If either of my kids stick their tongue out at an adult behind my back, I expect that adult to either admonish my kid immediately or to straight away make me aware and I will do it myself. But, as you may remember, Nellie Oleson would stick her tongue at anyone who dared enter her parents' store and her parents, instead of putting a stop to it, would believe her denial. This madness is epidemic and frightening.

And it only, apparently gets worse as the kids get older. So called "helicopter parents" hover over their college aged kids, calling their professors to discuss grades and school administrators should their precious ones run afoul of the policies. What's worse is these parents are proud of it, even sporting shirts and bumper stickers proudly proclaiming their stupidity. I'm all for soccer moms. It seems I have become one, albeit unwittingly. But come on, people. If your kid fucks up, he fucks up. Don't make excuses for him -- straighten his crooked ass out.

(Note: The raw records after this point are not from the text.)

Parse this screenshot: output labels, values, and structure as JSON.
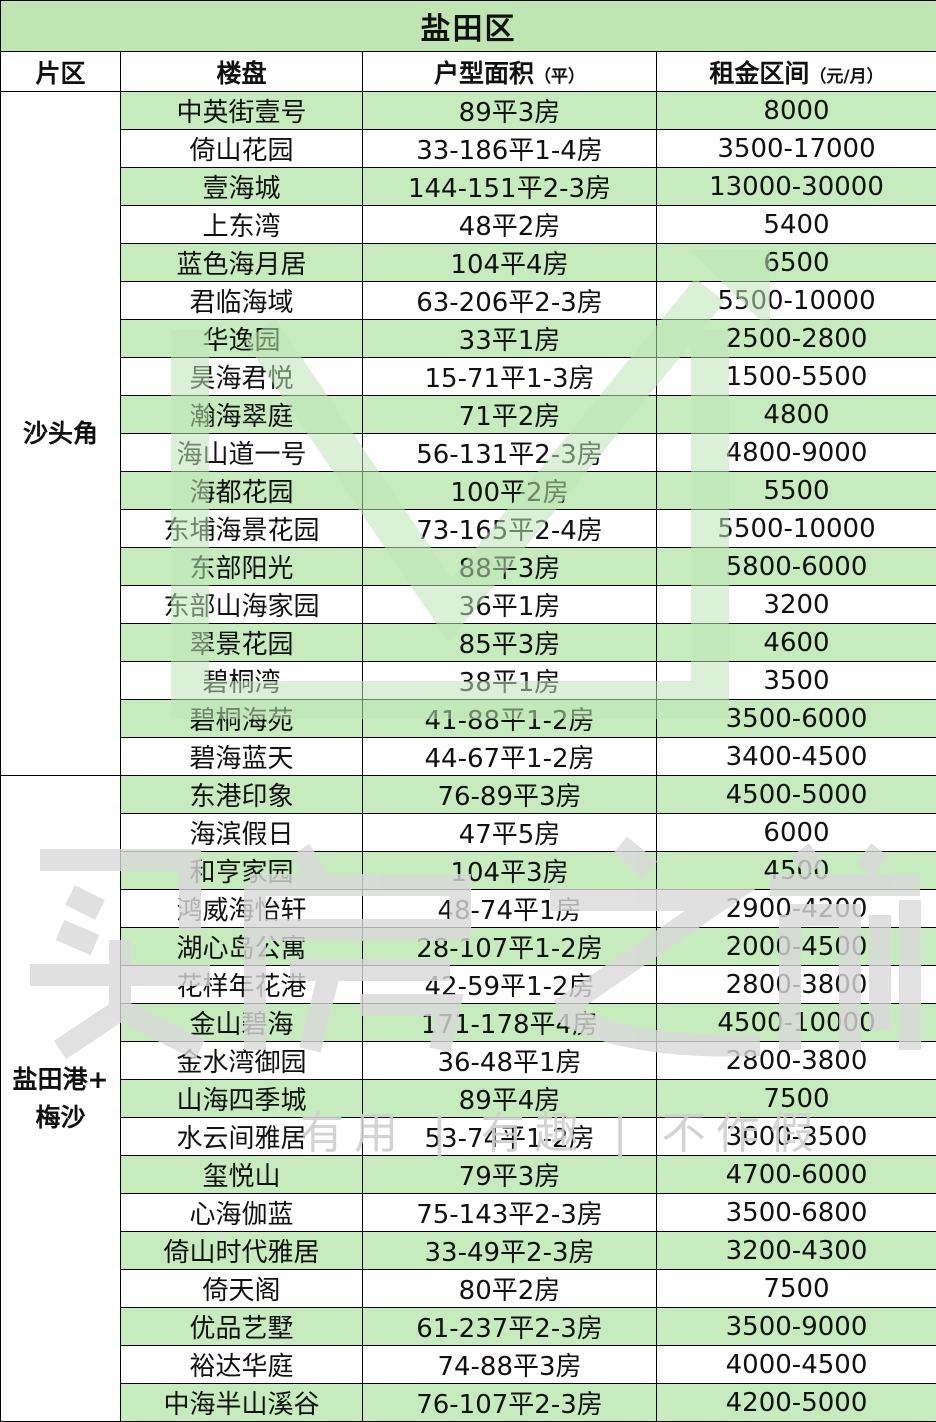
{
  "title": "盐田区",
  "headers": {
    "area": "片区",
    "estate": "楼盘",
    "layout": "户型面积",
    "layout_unit": "（平）",
    "rent": "租金区间",
    "rent_unit": "（元/月）"
  },
  "watermark": {
    "brand": "买房之前",
    "slogan": "有用 | 有趣 | 不作假",
    "color": "#d9d9d9",
    "logo_color": "#bde5b7"
  },
  "colors": {
    "title_bg": "#bfe6b2",
    "row_shade": "#c6ecbd"
  },
  "groups": [
    {
      "area": "沙头角",
      "rows": [
        {
          "estate": "中英街壹号",
          "layout": "89平3房",
          "rent": "8000"
        },
        {
          "estate": "倚山花园",
          "layout": "33-186平1-4房",
          "rent": "3500-17000"
        },
        {
          "estate": "壹海城",
          "layout": "144-151平2-3房",
          "rent": "13000-30000"
        },
        {
          "estate": "上东湾",
          "layout": "48平2房",
          "rent": "5400"
        },
        {
          "estate": "蓝色海月居",
          "layout": "104平4房",
          "rent": "6500"
        },
        {
          "estate": "君临海域",
          "layout": "63-206平2-3房",
          "rent": "5500-10000"
        },
        {
          "estate": "华逸园",
          "layout": "33平1房",
          "rent": "2500-2800"
        },
        {
          "estate": "昊海君悦",
          "layout": "15-71平1-3房",
          "rent": "1500-5500"
        },
        {
          "estate": "瀚海翠庭",
          "layout": "71平2房",
          "rent": "4800"
        },
        {
          "estate": "海山道一号",
          "layout": "56-131平2-3房",
          "rent": "4800-9000"
        },
        {
          "estate": "海都花园",
          "layout": "100平2房",
          "rent": "5500"
        },
        {
          "estate": "东埔海景花园",
          "layout": "73-165平2-4房",
          "rent": "5500-10000"
        },
        {
          "estate": "东部阳光",
          "layout": "88平3房",
          "rent": "5800-6000"
        },
        {
          "estate": "东部山海家园",
          "layout": "36平1房",
          "rent": "3200"
        },
        {
          "estate": "翠景花园",
          "layout": "85平3房",
          "rent": "4600"
        },
        {
          "estate": "碧桐湾",
          "layout": "38平1房",
          "rent": "3500"
        },
        {
          "estate": "碧桐海苑",
          "layout": "41-88平1-2房",
          "rent": "3500-6000"
        },
        {
          "estate": "碧海蓝天",
          "layout": "44-67平1-2房",
          "rent": "3400-4500"
        }
      ]
    },
    {
      "area": "盐田港+梅沙",
      "rows": [
        {
          "estate": "东港印象",
          "layout": "76-89平3房",
          "rent": "4500-5000"
        },
        {
          "estate": "海滨假日",
          "layout": "47平5房",
          "rent": "6000"
        },
        {
          "estate": "和亨家园",
          "layout": "104平3房",
          "rent": "4500"
        },
        {
          "estate": "鸿威海怡轩",
          "layout": "48-74平1房",
          "rent": "2900-4200"
        },
        {
          "estate": "湖心岛公寓",
          "layout": "28-107平1-2房",
          "rent": "2000-4500"
        },
        {
          "estate": "花样年花港",
          "layout": "42-59平1-2房",
          "rent": "2800-3800"
        },
        {
          "estate": "金山碧海",
          "layout": "171-178平4房",
          "rent": "4500-10000"
        },
        {
          "estate": "金水湾御园",
          "layout": "36-48平1房",
          "rent": "2800-3800"
        },
        {
          "estate": "山海四季城",
          "layout": "89平4房",
          "rent": "7500"
        },
        {
          "estate": "水云间雅居",
          "layout": "53-74平1-2房",
          "rent": "3000-3500"
        },
        {
          "estate": "玺悦山",
          "layout": "79平3房",
          "rent": "4700-6000"
        },
        {
          "estate": "心海伽蓝",
          "layout": "75-143平2-3房",
          "rent": "3500-6800"
        },
        {
          "estate": "倚山时代雅居",
          "layout": "33-49平2-3房",
          "rent": "3200-4300"
        },
        {
          "estate": "倚天阁",
          "layout": "80平2房",
          "rent": "7500"
        },
        {
          "estate": "优品艺墅",
          "layout": "61-237平2-3房",
          "rent": "3500-9000"
        },
        {
          "estate": "裕达华庭",
          "layout": "74-88平3房",
          "rent": "4000-4500"
        },
        {
          "estate": "中海半山溪谷",
          "layout": "76-107平2-3房",
          "rent": "4200-5000"
        }
      ]
    }
  ]
}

I guess we pigs and snakes have it easy in that regard. I won't make excuses for her and she won't want me to cling on when she leaves the nest. Perhaps in our dysfunction we've found the healthiest relationship of all.

8 Comments:

Blogger Bobbie (Sunny) Cole said...

Lebowski, wearing black, Confederacy of Dunces - it's a pity we didn't have longer to talk in DC. *grin*

Thanks for sending me the link to your blog - have enjoyed it tremendously!

12:59 AM  
Anonymous Anonymous said...

I had the horrible realization yesterday while trying to eat thai food as I held Ros to a chair that our kids are NOT as well behaved as I thought, and we were THOSE parents right then.

I wanted to die. I don't want those kids.

Right now, Vivian and I are NOT really getting along-same issue-oil and water. Drives me nuts.

7:27 AM  
Anonymous Anonymous said...

Well I'm a Boar as well, great!!

9:42 AM  
Anonymous Anonymous said...

Personally, I thought Nellie Olsen rocked. That's not saying I take your daughter's side or anything. Some of what you write about makes me scared of you (lol) so I would never cross you.

As for me, I'm a monkey. Which isn't much better than a boar so don't feel so bad.